Nous voilà donc chez un couple d'aînés très généreux. Malheureusement, nous constatons que l'espagnol que nous avons appris n'a rien à voir avec la langue parlée par nos hôtes. Particulièrement par l'époux, édenté, qui parle à une vitesse vertigineuse. Mon compagnon de résidence sera Éric, le seul gars du groupe à part moi. Il a vingt-deux ans et s'avère très solide mentalement. Mais là, nous sommes décontenancés et le dictionnaire de poche ne sert à rien. L'homme en question semble même en colère contre nous. Nous allons vite chercher Stéphanie, qui lui demande gentiment quel est le problème: il lui répond que tant qu'à venir dans ce pays, nous aurions pu nous forcer à apprendre sa langue... Elle parvient à lui faire comprendre la situation et à le calmer. Tout ce temps, la dame nous regarde, sereinement, avec le sourire. Nous aurons malheureusement peu de conversations avec eux durant notre séjour, mais avec des gestes et quelques mots nous réussissions tout de même à communiquer un peu.
En examinant les lieux, nous constatons que les gens ont travaillé fort pour nous recevoir le plus dignement possible. Ils ont fabriqué deux lits de camp avec de la toile. Nous dormirons donc dans ce qui sert de salon pour eux. En fait, il y a trois petites pièces. Mais imaginez des murs faits de bouts de planche avec des interstices entre elles. Toutes les habitations sont littéralement collées les unes sur les autres (n'oublions pas qu'un bidonville est un quartier illégal, installé sur des terrains 'empruntés'; souvent ils accueillent des gens de la campagne qui n'avaient pas d'autre choix pour survivre que de s'installer là. Pas d'aide sociale, pas de rentes de vieillesse et autres. On se débrouille comme on peut. On entend (et voit un peu) les voisins à travers les murs de fortune (au moins, ce sont des planches.
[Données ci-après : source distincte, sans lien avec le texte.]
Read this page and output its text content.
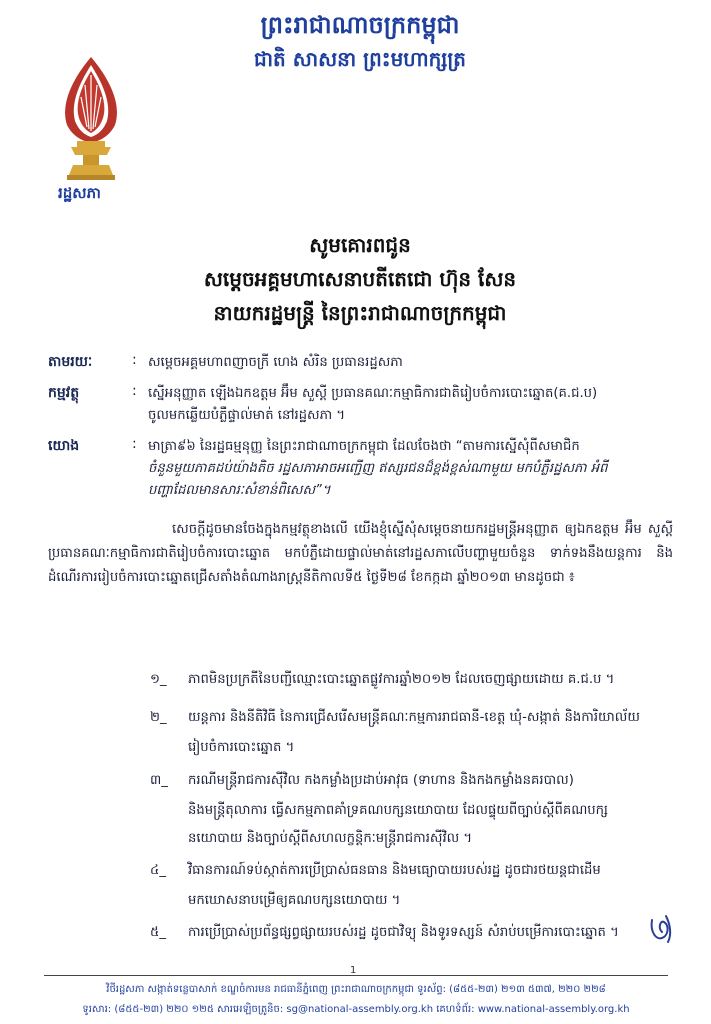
ព្រះរាជាណាចក្រកម្ពុជា
ជាតិ សាសនា ព្រះមហាក្សត្រ
រដ្ឋសភា
សូមគោរពជូន
សម្ដេចអគ្គមហាសេនាបតីតេជោ ហ៊ុន សែន
នាយករដ្ឋមន្ត្រី នៃព្រះរាជាណាចក្រកម្ពុជា
តាមរយៈ	: សម្ដេចអគ្គមហាពញាចក្រី ហេង សំរិន ប្រធានរដ្ឋសភា
កម្មវត្ថុ	: ស្នើអនុញ្ញាត ឡើងឯកឧត្ដម អ៊ឹម សួស្ដី ប្រធានគណៈកម្មាធិការជាតិរៀបចំការបោះឆ្នោត(គ.ជ.ប)
ចូលមកឆ្លើយបំភ្លឺផ្ទាល់មាត់ នៅរដ្ឋសភា ។
យោង	: មាត្រា៩៦ នៃរដ្ឋធម្មនុញ្ញ នៃព្រះរាជាណាចក្រកម្ពុជា ដែលចែងថា “តាមការស្នើសុំពីសមាជិក
ចំនួនមួយភាគដប់យ៉ាងតិច រដ្ឋសភាអាចអញ្ជើញ ឥស្សរជនដ៏ខ្ពង់ខ្ពស់ណាមួយ មកបំភ្លឺរដ្ឋសភា អំពី
បញ្ហាដែលមានសារៈសំខាន់ពិសេស”។
សេចក្ដីដូចមានចែងក្នុងកម្មវត្ថុខាងលើ យើងខ្ញុំស្នើសុំសម្ដេចនាយករដ្ឋមន្ត្រីអនុញ្ញាត ឲ្យឯកឧត្ដម អ៊ឹម សួស្ដី ប្រធានគណៈកម្មាធិការជាតិរៀបចំការបោះឆ្នោត មកបំភ្លឺដោយផ្ទាល់មាត់នៅរដ្ឋសភាលើបញ្ហាមួយចំនួន ទាក់ទងនឹងយន្តការ និងដំណើរការរៀបចំការបោះឆ្នោតជ្រើសតាំងតំណាងរាស្ត្រនីតិកាលទី៥ ថ្ងៃទី២៨ ខែកក្កដា ឆ្នាំ២០១៣ មានដូចជា ៖
១_ ភាពមិនប្រក្រតីនៃបញ្ជីឈ្មោះបោះឆ្នោតផ្លូវការឆ្នាំ២០១២ ដែលចេញផ្សាយដោយ គ.ជ.ប ។
២_ យន្តការ និងនីតិវិធី នៃការជ្រើសរើសមន្ត្រីគណៈកម្មការរាជធានី-ខេត្ត ឃុំ-សង្កាត់ និងការិយាល័យ
រៀបចំការបោះឆ្នោត ។
៣_ ករណីមន្ត្រីរាជការស៊ីវិល កងកម្លាំងប្រដាប់អាវុធ (ទាហាន និងកងកម្លាំងនគរបាល)
និងមន្ត្រីតុលាការ ធ្វើសកម្មភាពគាំទ្រគណបក្សនយោបាយ ដែលផ្ទុយពីច្បាប់ស្ដីពីគណបក្ស
នយោបាយ និងច្បាប់ស្ដីពីសហលក្ខន្តិកៈមន្ត្រីរាជការស៊ីវិល ។
៤_ វិធានការណ៍ទប់ស្កាត់ការប្រើប្រាស់ធនធាន និងមធ្យោបាយរបស់រដ្ឋ ដូចជារថយន្តជាដើម
មកឃោសនាបម្រើឲ្យគណបក្សនយោបាយ ។
៥_ ការប្រើប្រាស់ប្រព័ន្ធផ្សព្វផ្សាយរបស់រដ្ឋ ដូចជាវិទ្យុ និងទូរទស្សន៍ សំរាប់បម្រើការបោះឆ្នោត ។
1
វិថីរដ្ឋសភា សង្កាត់ទន្លេបាសាក់ ខណ្ឌចំការមន រាជធានីភ្នំពេញ ព្រះរាជាណាចក្រកម្ពុជា ទូរស័ព្ទ: (៨៥៥-២៣) ២១៣ ៥៣៧, ២២០ ២២៨
ទូរសារ: (៨៥៥-២៣) ២២០ ១២៥ សារអេឡិចត្រូនិច: sg@national-assembly.org.kh គេហទំព័រ: www.national-assembly.org.kh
À la campagne, nous avons vu des pièces séparées par des sacs de vidange et du carton...), alors on développe des trucs pour préserver notre pudeur.
Bientôt, les gens nous donnent à manger (vous comprenez que nous avons versé une pension et fait des cadeaux à nos hôtes, heureusement) des tortillas, du jus (nous devons discrètement mettre des comprimés d'iode ou des gouttes de chlore pur dans tous nos liquides pour éviter l'hépatite. Nous avons su plus tard que les habitants de ce quartier le font aussi parce qu'ils l'ont appris au Centre communautaire qui le leur fournit gratuitement), du riz et des fèves rouges (les frijoles, le mets traditionnel, surtout chez les démunis). Un soir qu'Éric et moi nous dirigions vers la toilette extérieure, nous avons vu une petite souris nous saluer en sortant le museau du pot de riz. Mais bon. À choisir entre ça et les grosses araignées, serpents et scorpions qui se promènent parfois dans le coin... Parlant des toilettes...il y avait un bol avec siège au-dessus du trou fait dans le sol (ce qui s'avère un gros avantage comparé à l'endroit suivant où nous habiterons) mais pas d'eau courante, bien entendu. Ce que nous avons trouvé particulièrement difficile: il fallait déposer notre papier souillé dans une boîte de carton juste à côté de la toilette. Et chaque soir, les gens faisaient un feu pour brûler le contenu dans leur petite cour arrière.
Les nuits furent inconfortables, non pas en raison de la chaleur, mais à cause du bruit: les toits sont en tôle et les chiens, vraiment nombreux dans le bidonville (sûrement pour la sécurité des résidents) s'y promènent allégrement. Et saviez-vous qu'un coq, ça peut chanter la nuit? Hé oui. Probablement les insomniaques. Expérience quelque peu traumatisante, Éric et moi sommes réveillés en sursaut par un coup de sifflet, tout proche de notre fenêtre (aux volets fermés, heureusement). En réponse, plusieurs autres sifflets se manifestent, en cascade, comme plus au loin. Sachant le taux terrifiant de criminalité de ces lieux, la peur nous étouffe, et nous rapprochons instinctivement nos lits de camp, comme pour nous protéger l'un l'autre. Nuit presque blanche. Le lendemain, Stéphanie nous expliquera que, comme la police ne met plus les pieds dans le barrio, les gens se sont inventé un système de sécurité. Des gens du quartier se relaient pour patrouiller chaque rue du quartier durant la nuit. À des moments entendus, ils doivent siffler. Tous font de même. Si l'un deux ne siffle pas au moment convenu, d'autres se ruent vers lui pour constater son état: blessé ou...mort. Les meurtres sont monnaie courante, nous dit-on. Il faut comprendre que des dizaines de milliers de personnes vivent là, entassés, dans une situation de promiscuité et de misère presque inhumaines, l'avenir bouché.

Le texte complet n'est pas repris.